For a while, it looked like this was going to be one of those Batgirl deals as Warner Bros. let it sit on the shelf forever.  Now that it’s finally on Max, I have to say it looks perfectly at home on the small screen.  That’s a nice way of saying, “I would’ve been pissed if I paid $15 to see this in the theater.” 

The plot is basically the same.  A writer named Ben Mears (Lewis Pullman, son of Bill) returns to his small hometown in Maine.  Almost instantly, the place is plagued by a rash of deaths and disappearances.  It’s only a matter of time till he learns that the place is crawling with vampires. 
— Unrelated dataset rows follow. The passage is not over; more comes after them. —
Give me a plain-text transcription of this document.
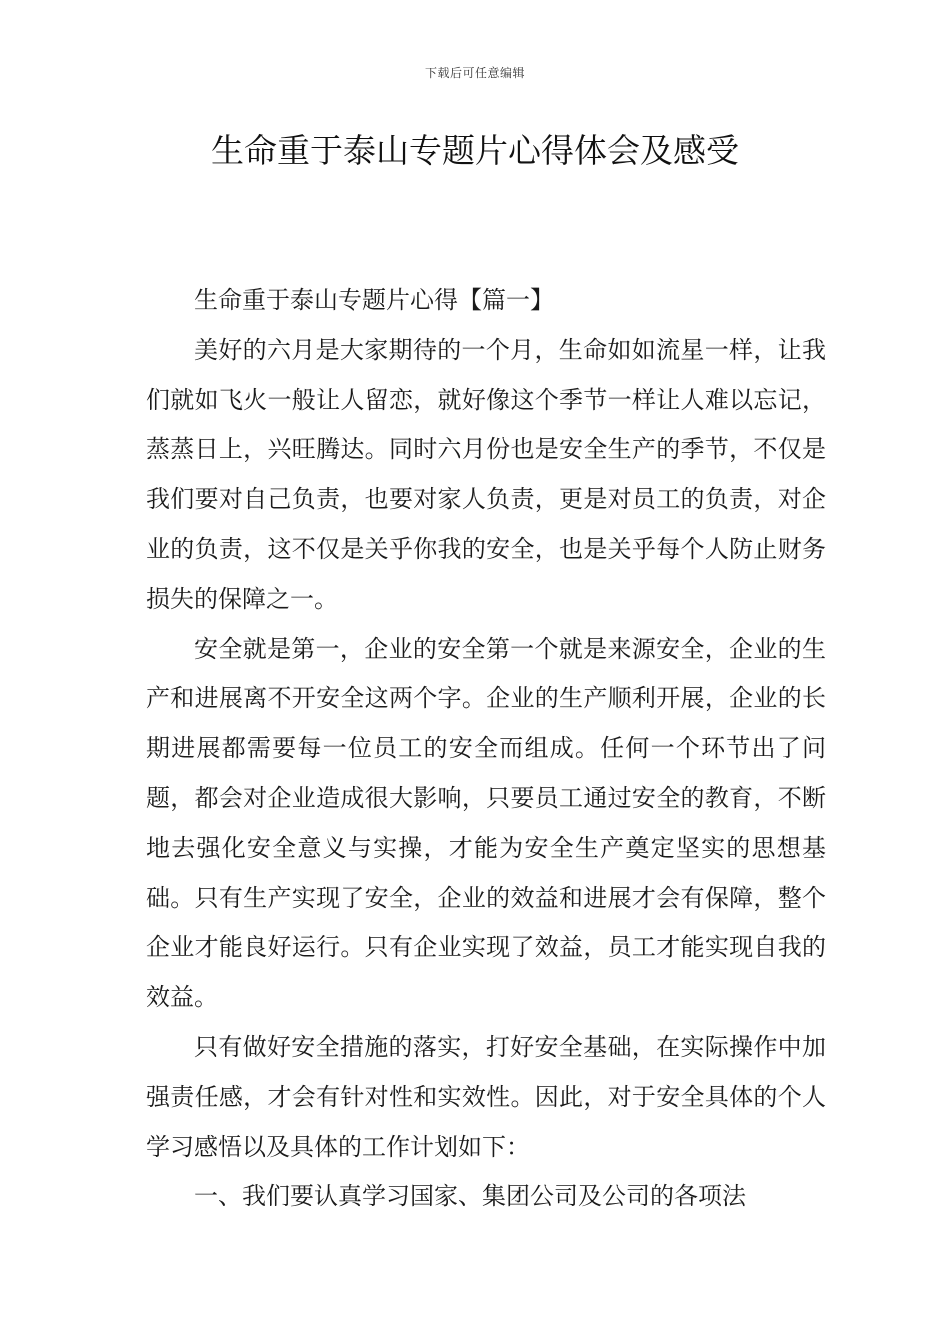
下载后可任意编辑
生命重于泰山专题片心得体会及感受

生命重于泰山专题片心得【篇一】

美好的六月是大家期待的一个月，生命如如流星一样，让我们就如飞火一般让人留恋，就好像这个季节一样让人难以忘记，蒸蒸日上，兴旺腾达。同时六月份也是安全生产的季节，不仅是我们要对自己负责，也要对家人负责，更是对员工的负责，对企业的负责，这不仅是关乎你我的安全，也是关乎每个人防止财务损失的保障之一。

安全就是第一，企业的安全第一个就是来源安全，企业的生产和进展离不开安全这两个字。企业的生产顺利开展，企业的长期进展都需要每一位员工的安全而组成。任何一个环节出了问题，都会对企业造成很大影响，只要员工通过安全的教育，不断地去强化安全意义与实操，才能为安全生产奠定坚实的思想基础。只有生产实现了安全，企业的效益和进展才会有保障，整个企业才能良好运行。只有企业实现了效益，员工才能实现自我的效益。

只有做好安全措施的落实，打好安全基础，在实际操作中加强责任感，才会有针对性和实效性。因此，对于安全具体的个人学习感悟以及具体的工作计划如下：

一、我们要认真学习国家、集团公司及公司的各项法
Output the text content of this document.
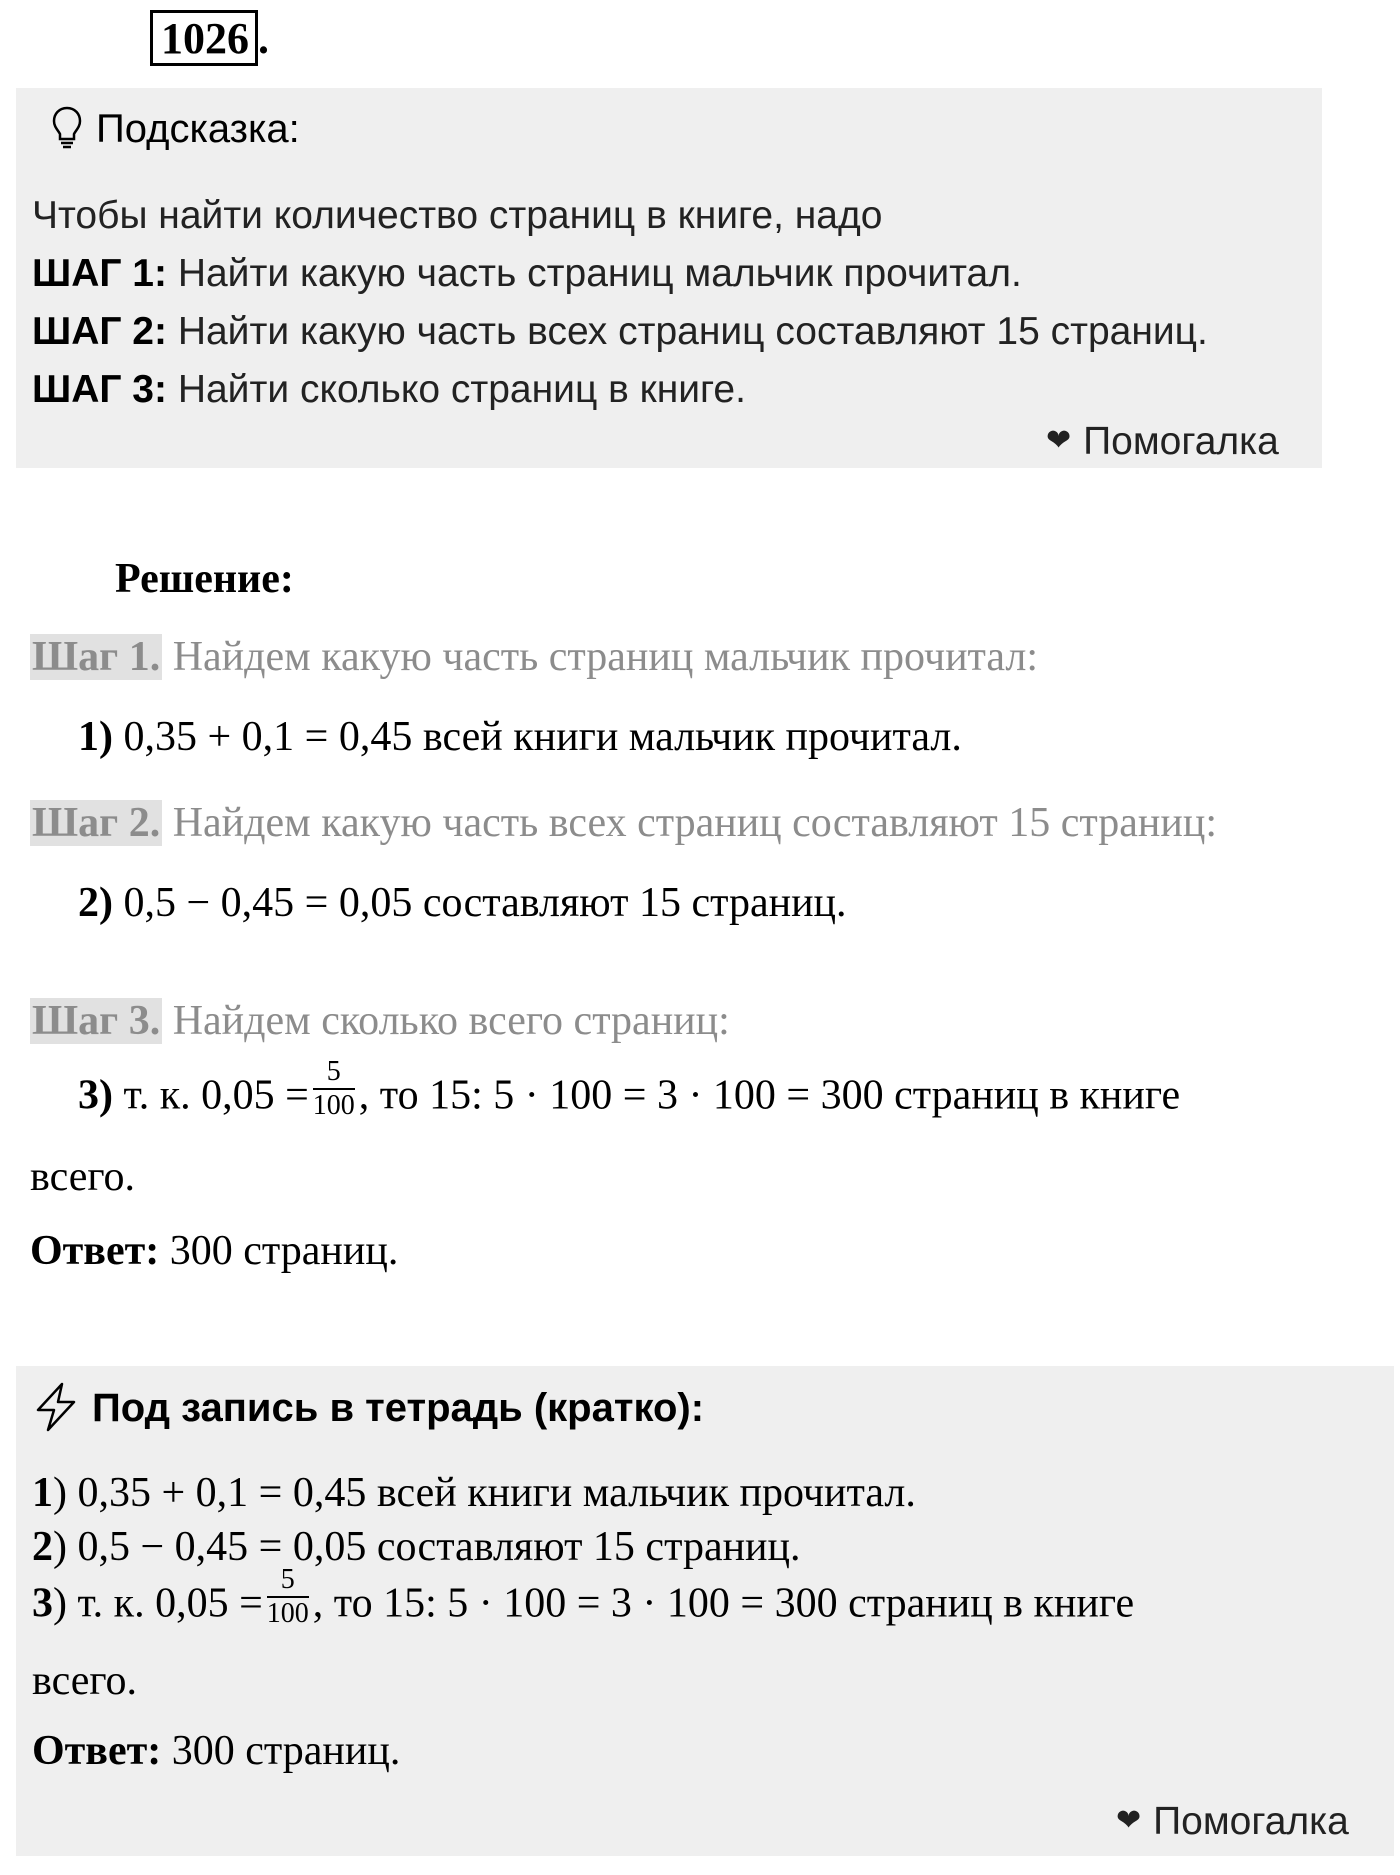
1026 .
Подсказка:
Чтобы найти количество страниц в книге, надо
ШАГ 1: Найти какую часть страниц мальчик прочитал.
ШАГ 2: Найти какую часть всех страниц составляют 15 страниц.
ШАГ 3: Найти сколько страниц в книге.
❤ Помогалка
Решение:
Шаг 1. Найдем какую часть страниц мальчик прочитал:
1) 0,35 + 0,1 = 0,45 всей книги мальчик прочитал.
Шаг 2. Найдем какую часть всех страниц составляют 15 страниц:
2) 0,5 − 0,45 = 0,05 составляют 15 страниц.
Шаг 3. Найдем сколько всего страниц:
3) т. к. $0,05 = \frac{5}{100}$ , то 15: 5 · 100 = 3 · 100 = 300 страниц в книге
всего.
Ответ: 300 страниц.
Под запись в тетрадь (кратко):
1) 0,35 + 0,1 = 0,45 всей книги мальчик прочитал.
2) 0,5 − 0,45 = 0,05 составляют 15 страниц.
3) т. к. $0,05 = \frac{5}{100}$ , то 15: 5 · 100 = 3 · 100 = 300 страниц в книге
всего.
Ответ: 300 страниц.
❤ Помогалка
This version of Salem’s Lot isn’t awful.  It just feels like a skimpy first draft.  Everything comes way too easy for the characters.  When figuring out the mystery, they immediately jump to the right conclusions.  Not only that, but everyone believes the characters when they tell them vampires are real.  To make matters worse, the vamps roll over fairly easily.  I’m sure the slapdash plot was mostly due to condensing of the book into a feature length movie, but it leaves it feeling dramatically dead. 

The performances are a mix of bland (leading man Pullman) to flat-out terrible (Pilou Asbaek as the vampire’s familiar, Straker).  Only Alfre Woodard brings a hint of fun as the smalltown doctor who takes no shit. 

Most of the scenes suffer from comparison to the original, or the book for that matter.  The ending earns points for taking place at a drive-in, but it goes on a bit too long.  Ultimately, there’s just not a whole lot to like about this Lot.